According to RGL data, the sensor head revolves around the sample at about 3 meters per second, acquiring measurements at a frequency of 1Khz with an angular precision of 1 mrad or around 0.06 degrees.
Architecture, computer vision and the entertainment industry
Analyzing the optical data recorded involves RGL's bespoke software, developed to automatically adapt to the behavior of a material by warping the underlying 4D domain so that most of the volume maps to regions where the BRDF takes on non-negligible values, while irrelevant regions are strongly compressed. One immediate result of this adaptation is that the data acquisition time is significantly reduced.
In a 2018 paper describing the computational method, Jakob commented that the availability of BRDF datasets such as the one proposed by EPFL was timely, given current attention being paid to rendering of spectral data in several industrial contexts.
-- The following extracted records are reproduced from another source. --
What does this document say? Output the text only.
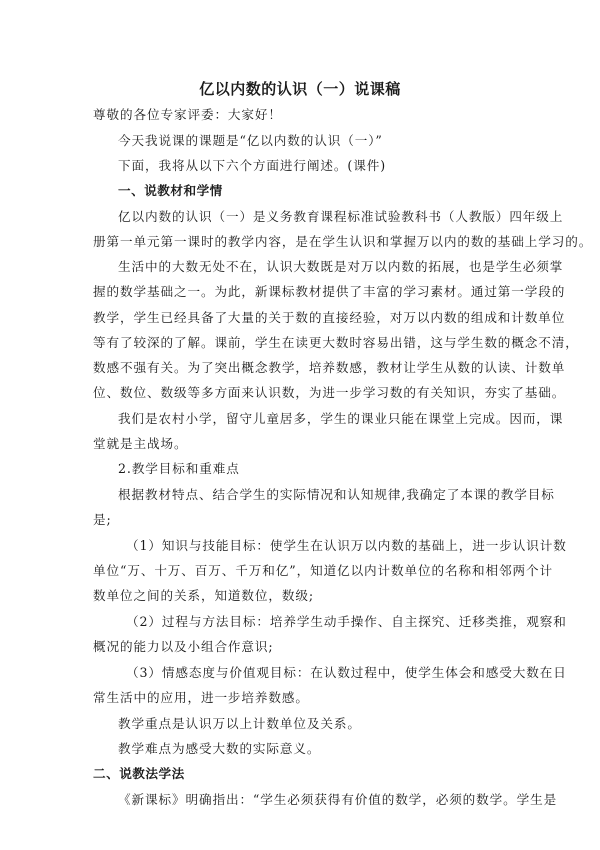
亿以内数的认识（一）说课稿
尊敬的各位专家评委：大家好！
今天我说课的课题是“亿以内数的认识（一）”
下面，我将从以下六个方面进行阐述。(课件)
一、说教材和学情
亿以内数的认识（一）是义务教育课程标准试验教科书（人教版）四年级上
册第一单元第一课时的教学内容，是在学生认识和掌握万以内的数的基础上学习的。
生活中的大数无处不在，认识大数既是对万以内数的拓展，也是学生必须掌
握的数学基础之一。为此，新课标教材提供了丰富的学习素材。通过第一学段的
教学，学生已经具备了大量的关于数的直接经验，对万以内数的组成和计数单位
等有了较深的了解。课前，学生在读更大数时容易出错，这与学生数的概念不清，
数感不强有关。为了突出概念教学，培养数感，教材让学生从数的认读、计数单
位、数位、数级等多方面来认识数，为进一步学习数的有关知识，夯实了基础。
我们是农村小学，留守儿童居多，学生的课业只能在课堂上完成。因而，课
堂就是主战场。
2.教学目标和重难点
根据教材特点、结合学生的实际情况和认知规律,我确定了本课的教学目标
是;
（1）知识与技能目标：使学生在认识万以内数的基础上，进一步认识计数
单位“万、十万、百万、千万和亿”，知道亿以内计数单位的名称和相邻两个计
数单位之间的关系，知道数位，数级;
（2）过程与方法目标：培养学生动手操作、自主探究、迁移类推，观察和
概况的能力以及小组合作意识;
（3）情感态度与价值观目标：在认数过程中，使学生体会和感受大数在日
常生活中的应用，进一步培养数感。
教学重点是认识万以上计数单位及关系。
教学难点为感受大数的实际意义。
二、说教法学法
《新课标》明确指出：“学生必须获得有价值的数学，必须的数学。学生是
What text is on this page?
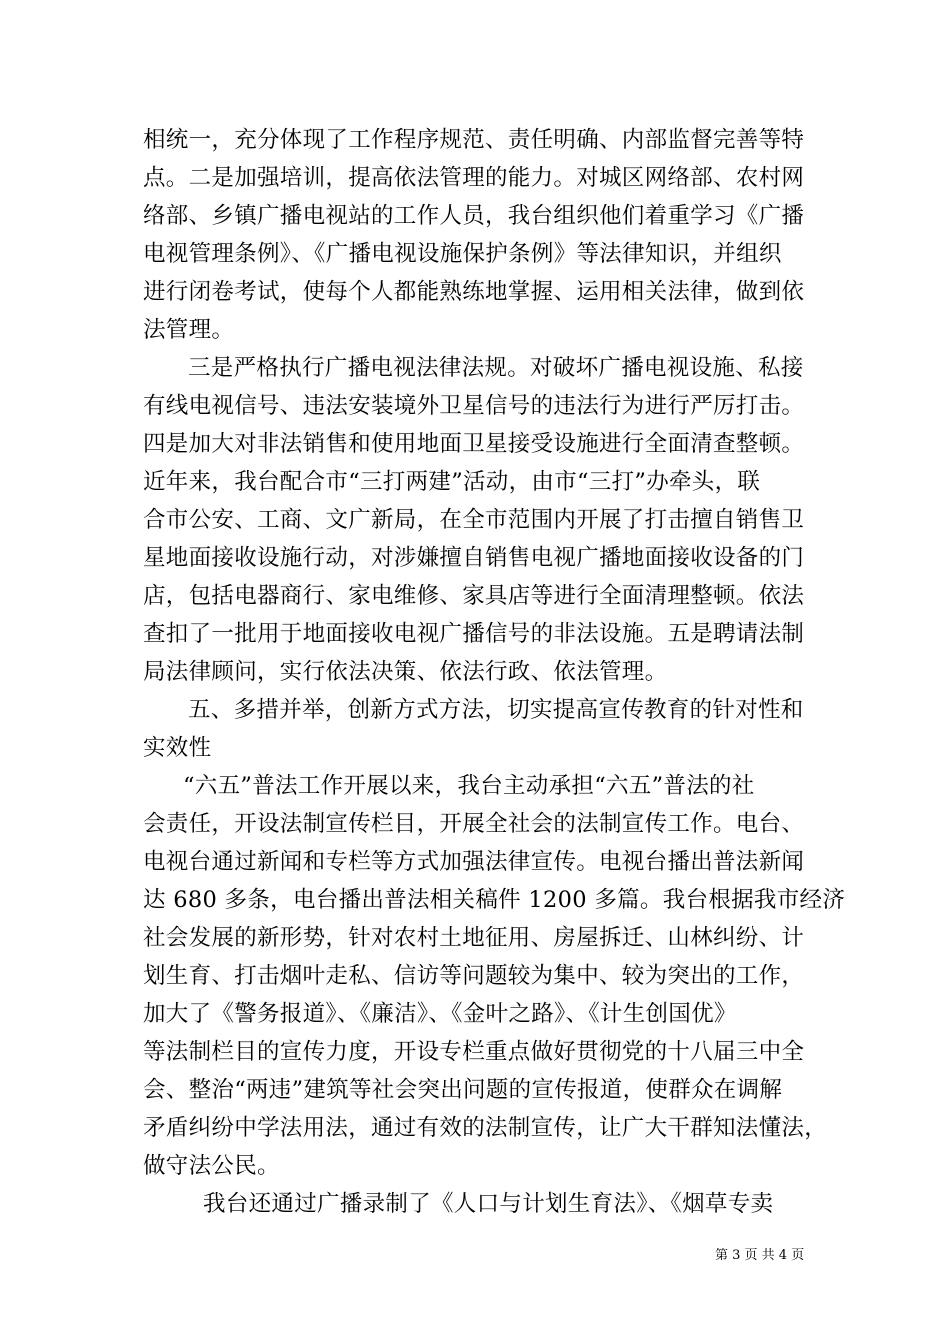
相统一，充分体现了工作程序规范、责任明确、内部监督完善等特
点。二是加强培训，提高依法管理的能力。对城区网络部、农村网
络部、乡镇广播电视站的工作人员，我台组织他们着重学习《广播
电视管理条例》、《广播电视设施保护条例》等法律知识，并组织
进行闭卷考试，使每个人都能熟练地掌握、运用相关法律，做到依
法管理。
三是严格执行广播电视法律法规。对破坏广播电视设施、私接
有线电视信号、违法安装境外卫星信号的违法行为进行严厉打击。
四是加大对非法销售和使用地面卫星接受设施进行全面清查整顿。
近年来，我台配合市“三打两建”活动，由市“三打”办牵头，联
合市公安、工商、文广新局，在全市范围内开展了打击擅自销售卫
星地面接收设施行动，对涉嫌擅自销售电视广播地面接收设备的门
店，包括电器商行、家电维修、家具店等进行全面清理整顿。依法
查扣了一批用于地面接收电视广播信号的非法设施。五是聘请法制
局法律顾问，实行依法决策、依法行政、依法管理。
五、多措并举，创新方式方法，切实提高宣传教育的针对性和
实效性
“六五”普法工作开展以来，我台主动承担“六五”普法的社
会责任，开设法制宣传栏目，开展全社会的法制宣传工作。电台、
电视台通过新闻和专栏等方式加强法律宣传。电视台播出普法新闻
达 680 多条，电台播出普法相关稿件 1200 多篇。我台根据我市经济
社会发展的新形势，针对农村土地征用、房屋拆迁、山林纠纷、计
划生育、打击烟叶走私、信访等问题较为集中、较为突出的工作，
加大了《警务报道》、《廉洁》、《金叶之路》、《计生创国优》
等法制栏目的宣传力度，开设专栏重点做好贯彻党的十八届三中全
会、整治“两违”建筑等社会突出问题的宣传报道，使群众在调解
矛盾纠纷中学法用法，通过有效的法制宣传，让广大干群知法懂法，
做守法公民。
我台还通过广播录制了《人口与计划生育法》、《烟草专卖
第 3 页 共 4 页
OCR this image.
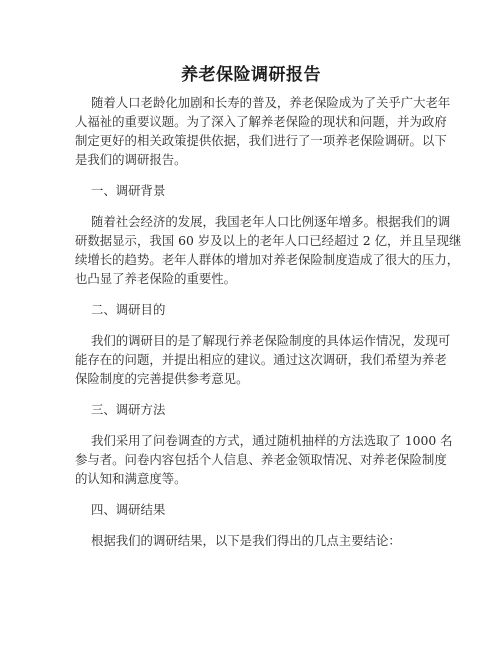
养老保险调研报告
随着人口老龄化加剧和长寿的普及，养老保险成为了关乎广大老年
人福祉的重要议题。为了深入了解养老保险的现状和问题，并为政府
制定更好的相关政策提供依据，我们进行了一项养老保险调研。以下
是我们的调研报告。
一、调研背景
随着社会经济的发展，我国老年人口比例逐年增多。根据我们的调
研数据显示，我国 60 岁及以上的老年人口已经超过 2 亿，并且呈现继
续增长的趋势。老年人群体的增加对养老保险制度造成了很大的压力，
也凸显了养老保险的重要性。
二、调研目的
我们的调研目的是了解现行养老保险制度的具体运作情况，发现可
能存在的问题，并提出相应的建议。通过这次调研，我们希望为养老
保险制度的完善提供参考意见。
三、调研方法
我们采用了问卷调查的方式，通过随机抽样的方法选取了 1000 名
参与者。问卷内容包括个人信息、养老金领取情况、对养老保险制度
的认知和满意度等。
四、调研结果
根据我们的调研结果，以下是我们得出的几点主要结论：
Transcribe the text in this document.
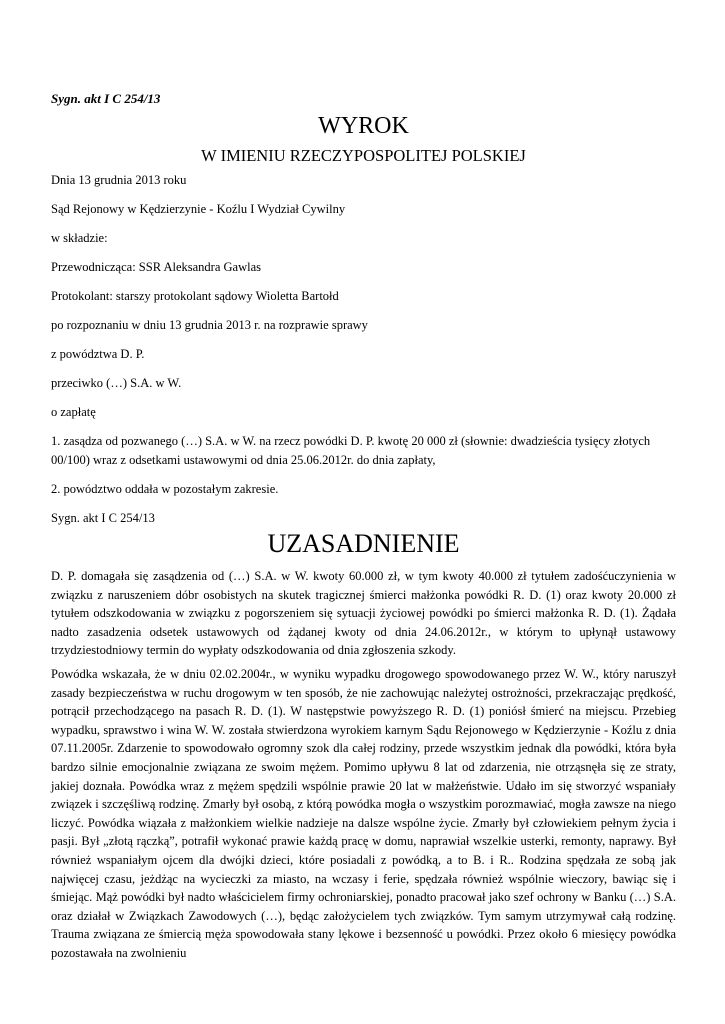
Sygn. akt I C 254/13
WYROK
W IMIENIU RZECZYPOSPOLITEJ POLSKIEJ
Dnia 13 grudnia 2013 roku
Sąd Rejonowy w Kędzierzynie - Koźlu I Wydział Cywilny
w składzie:
Przewodnicząca: SSR Aleksandra Gawlas
Protokolant: starszy protokolant sądowy Wioletta Bartołd
po rozpoznaniu w dniu 13 grudnia 2013 r. na rozprawie sprawy
z powództwa D. P.
przeciwko (…) S.A. w W.
o zapłatę
1. zasądza od pozwanego (…) S.A. w W. na rzecz powódki D. P. kwotę 20 000 zł (słownie: dwadzieścia tysięcy złotych 00/100) wraz z odsetkami ustawowymi od dnia 25.06.2012r. do dnia zapłaty,
2. powództwo oddała w pozostałym zakresie.
Sygn. akt I C 254/13
UZASADNIENIE
D. P. domagała się zasądzenia od (…) S.A. w W. kwoty 60.000 zł, w tym kwoty 40.000 zł tytułem zadośćuczynienia w związku z naruszeniem dóbr osobistych na skutek tragicznej śmierci małżonka powódki R. D. (1) oraz kwoty 20.000 zł tytułem odszkodowania w związku z pogorszeniem się sytuacji życiowej powódki po śmierci małżonka R. D. (1). Żądała nadto zasadzenia odsetek ustawowych od żądanej kwoty od dnia 24.06.2012r., w którym to upłynął ustawowy trzydziestodniowy termin do wypłaty odszkodowania od dnia zgłoszenia szkody.
Powódka wskazała, że w dniu 02.02.2004r., w wyniku wypadku drogowego spowodowanego przez W. W., który naruszył zasady bezpieczeństwa w ruchu drogowym w ten sposób, że nie zachowując należytej ostrożności, przekraczając prędkość, potrącił przechodzącego na pasach R. D. (1). W następstwie powyższego R. D. (1) poniósł śmierć na miejscu. Przebieg wypadku, sprawstwo i wina W. W. została stwierdzona wyrokiem karnym Sądu Rejonowego w Kędzierzynie - Koźlu z dnia 07.11.2005r. Zdarzenie to spowodowało ogromny szok dla całej rodziny, przede wszystkim jednak dla powódki, która była bardzo silnie emocjonalnie związana ze swoim mężem. Pomimo upływu 8 lat od zdarzenia, nie otrząsnęła się ze straty, jakiej doznała. Powódka wraz z mężem spędzili wspólnie prawie 20 lat w małżeństwie. Udało im się stworzyć wspaniały związek i szczęśliwą rodzinę. Zmarły był osobą, z którą powódka mogła o wszystkim porozmawiać, mogła zawsze na niego liczyć. Powódka wiązała z małżonkiem wielkie nadzieje na dalsze wspólne życie. Zmarły był człowiekiem pełnym życia i pasji. Był „złotą rączką”, potrafił wykonać prawie każdą pracę w domu, naprawiał wszelkie usterki, remonty, naprawy. Był również wspaniałym ojcem dla dwójki dzieci, które posiadali z powódką, a to B. i R.. Rodzina spędzała ze sobą jak najwięcej czasu, jeżdżąc na wycieczki za miasto, na wczasy i ferie, spędzała również wspólnie wieczory, bawiąc się i śmiejąc. Mąż powódki był nadto właścicielem firmy ochroniarskiej, ponadto pracował jako szef ochrony w Banku (…) S.A. oraz działał w Związkach Zawodowych (…), będąc założycielem tych związków. Tym samym utrzymywał całą rodzinę. Trauma związana ze śmiercią męża spowodowała stany lękowe i bezsenność u powódki. Przez około 6 miesięcy powódka pozostawała na zwolnieniu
An eventual comprehensive spectral dataset built up by the project will enable future advances in the area of material modeling and other sectors, according to EPFL.
RGL's initial dataset is said to contain materials with spectrally interesting behavior, including multiple types of iridescent, opalescent, and color-changing paints. The project commented that other materials initially appearing to be well-described by geometric optics can exhibit oscillatory behavior in the spectral domain, indicating wave-optical interference, and these will now be studied further by the project.
"This kind of material data is invaluable in areas like architecture, computer vision, or the entertainment industry," he said. "We've recently started working with Weta Digital and Industrial Light & Magic, who make movies like Avatar and Star Wars."